Ispanya'ya geleli dort ay oldu bile... Zamanin ne kadar hizli gectigini fark etmiyor insan; zira ilk geldigim gunu dun gibi hatirliyorum. Bloga yazmayali da hayli vakit oldugunu farkedince birseyler yazayim dedim.
Genel olarak kisa bir ozet gecmek gerekirse: gidisattan memnunum... Ispanyolca ogrendim, yeni is deneyimleri kazandim, yemek yapmayi ogrendim, vs... Yabanci bir ulkede calisirsaniz ve evde yemek hazirlayacak bir anneniz olmazsa basiniza gelecek seyler kisacasi :)
Yaptigim is genel olarak genclerle aktiviteler yapmak. Farkli yaslarda gruplarla calisiyoruz ve buyukler icin aktiviteler yapiyoruz. Buyuk dediklerim 15-16 yaslarinda olanlar... Kucukler icin de buyukleri aktiviteler yapmaya motive ediyoruz. Iki gun de spor yapiyoruz genclerle: basketbol ve futbol oynuyoruz. Asagi yukari bu sekilde geciyor gunlerim is konusunda. Fiestalar ayri tabi :)

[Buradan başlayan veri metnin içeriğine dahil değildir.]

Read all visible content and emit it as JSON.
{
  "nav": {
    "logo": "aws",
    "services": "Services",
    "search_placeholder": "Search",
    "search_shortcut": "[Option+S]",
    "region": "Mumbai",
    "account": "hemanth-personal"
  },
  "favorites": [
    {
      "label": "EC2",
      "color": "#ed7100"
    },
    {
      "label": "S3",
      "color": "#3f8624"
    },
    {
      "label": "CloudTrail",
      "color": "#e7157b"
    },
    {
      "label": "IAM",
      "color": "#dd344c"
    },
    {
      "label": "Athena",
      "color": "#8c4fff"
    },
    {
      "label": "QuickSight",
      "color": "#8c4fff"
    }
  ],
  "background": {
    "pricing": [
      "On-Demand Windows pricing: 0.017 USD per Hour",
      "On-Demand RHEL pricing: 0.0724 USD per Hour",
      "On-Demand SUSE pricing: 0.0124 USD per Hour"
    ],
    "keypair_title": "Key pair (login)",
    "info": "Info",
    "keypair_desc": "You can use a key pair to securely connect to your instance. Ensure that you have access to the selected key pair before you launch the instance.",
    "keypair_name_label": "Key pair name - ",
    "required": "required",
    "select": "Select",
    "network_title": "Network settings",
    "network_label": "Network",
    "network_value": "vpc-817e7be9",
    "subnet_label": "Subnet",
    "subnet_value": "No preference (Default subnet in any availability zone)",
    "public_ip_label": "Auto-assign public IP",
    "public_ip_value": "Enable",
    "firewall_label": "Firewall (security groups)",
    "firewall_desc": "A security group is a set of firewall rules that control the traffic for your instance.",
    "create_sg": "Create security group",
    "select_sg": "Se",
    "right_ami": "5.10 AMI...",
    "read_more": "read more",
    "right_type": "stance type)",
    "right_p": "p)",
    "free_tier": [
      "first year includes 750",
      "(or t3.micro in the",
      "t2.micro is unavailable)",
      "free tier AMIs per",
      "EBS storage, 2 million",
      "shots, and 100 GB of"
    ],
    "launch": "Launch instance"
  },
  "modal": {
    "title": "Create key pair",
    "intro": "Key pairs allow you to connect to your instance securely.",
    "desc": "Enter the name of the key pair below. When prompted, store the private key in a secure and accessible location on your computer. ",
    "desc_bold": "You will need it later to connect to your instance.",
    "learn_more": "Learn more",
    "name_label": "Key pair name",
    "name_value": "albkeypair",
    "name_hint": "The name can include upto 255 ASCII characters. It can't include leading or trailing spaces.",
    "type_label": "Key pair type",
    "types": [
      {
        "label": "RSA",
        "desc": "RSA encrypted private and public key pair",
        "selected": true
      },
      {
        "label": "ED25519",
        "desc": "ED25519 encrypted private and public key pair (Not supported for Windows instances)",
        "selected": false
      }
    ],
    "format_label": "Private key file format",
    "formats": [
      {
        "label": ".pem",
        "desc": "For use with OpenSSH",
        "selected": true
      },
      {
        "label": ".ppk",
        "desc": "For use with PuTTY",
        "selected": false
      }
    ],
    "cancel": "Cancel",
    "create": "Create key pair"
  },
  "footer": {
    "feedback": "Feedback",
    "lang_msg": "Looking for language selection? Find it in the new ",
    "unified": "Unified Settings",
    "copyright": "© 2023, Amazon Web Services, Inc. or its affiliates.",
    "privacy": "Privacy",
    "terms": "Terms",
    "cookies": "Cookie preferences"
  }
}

Genclerle konusurken Ispanyolca biraz zorlasa da, cok hizli kousuyorlar cunku, yine de anlasiyoruz :) onun disinda is arkadaslarimla anlasmakta pek bir sorun yasamiyorum oncesine nazaran. Dil konusunun kotu tarafi hic Ingilizce konusmuyor olmam, zira Ispanyolca ogrenecegim derken Ingilizce patladi :) Turkiye'deyken daha cok Ingilizce konusuyordum desem yeridir.
Ispanya'ya gelince, kulturleri bizimkinden farkli olsa da Akdeniz insanlari sonucta. Ben de Izmir'de yetismis biri olarak ortak noktalar goruyorum ama yine de bizim kulturumuzu, bizim geleneklerimizi, yasam tarzimizi degismem hicbir seye... Insanlarin gozunde Avrupa, Amerika, vs. pek bir matah gozukse de insanin kendi ulkesinde olmasi her zaman daha iyi diye dusunuyorum ki eskiden boyle dusunmezdim. Tamam; is olanaklari, egitim seviyesi, saglik hizmetleri gibi konularda dunyanin bircok ulkesinden, Turkiye de dahil, daha iyi Avrupa ulkelerinin bazilari ama bu demek degil ki burada yasam daha iyi... Bilmiyorum, mesela bircok gocmen goruyorum burada ama genelde Pakistan, Hindistan, Fas, Cin gibi ulkelerden gelmisler, ki kendi ulkelerindeki durumlar buradakilere gore cok daha kotu, bu yuzden pek yadirgamiyorum. Ama Turkiye'den buraya goc etmek, en azindan Ispanya'ya, pek fark yaratmaz diye dusunuyorum. En azindan simdilik boyle dusuncelerim :)
Aralik ayinda Paris'e 3 gunluk bir seyahat yaptim. Tabi ki RyanAir'la :) Paris'i sehir olarak Barcelona'ya oranla daha cok begendim. Ozellikle tarihi yapisi cok hosuma gitti. Ama Ispanya insanini tercih ederim, ne de olsa Akdeniz insani :) Paris'ten donuste de ucagi kaciriyordum neredeyse: ucusum 10.30'daydi, havaalanina 10.20'de gittim :) Neyse ki binebildim... Bu olayi saymazsak guzel bir 3 gun oldu benim icin... Bu yaz Istanbul'daki Dunya 5. Genclik Kongresi'nde tanistigim Fransiz arkadaslarimda kaldim ve 3 gun boyunca beni gezdirdiler sagolsunlar. Hemen hemen her yere gittim Paris'te. Hava cok soguktu ama olsun... Eiffel Kulesi'ne ciktim. Mona Lisa'yi gordum Louvre'a gidip... Da Vinci Sifresi kitabindaki Gul Cizgisi'nin gectigi kiliseye gittim: Saint-Sulpice Kilisesi. Gul Cizgisini gordum ve kilisenin koydugu yaziyi: "Bu ciziginin cok satan unlu bir romanda bahsi gecen Gul Cizgisi adli cizgiyle hicbir ilgisi yoktur." Boyle bir yazi koymus kilise :)
Kisacasi cok sey ogrendigim ve yeni deneyimler edindigim bir dort ay oldu. Umarim geri kalan 6 ayim da bu sekilde gecer.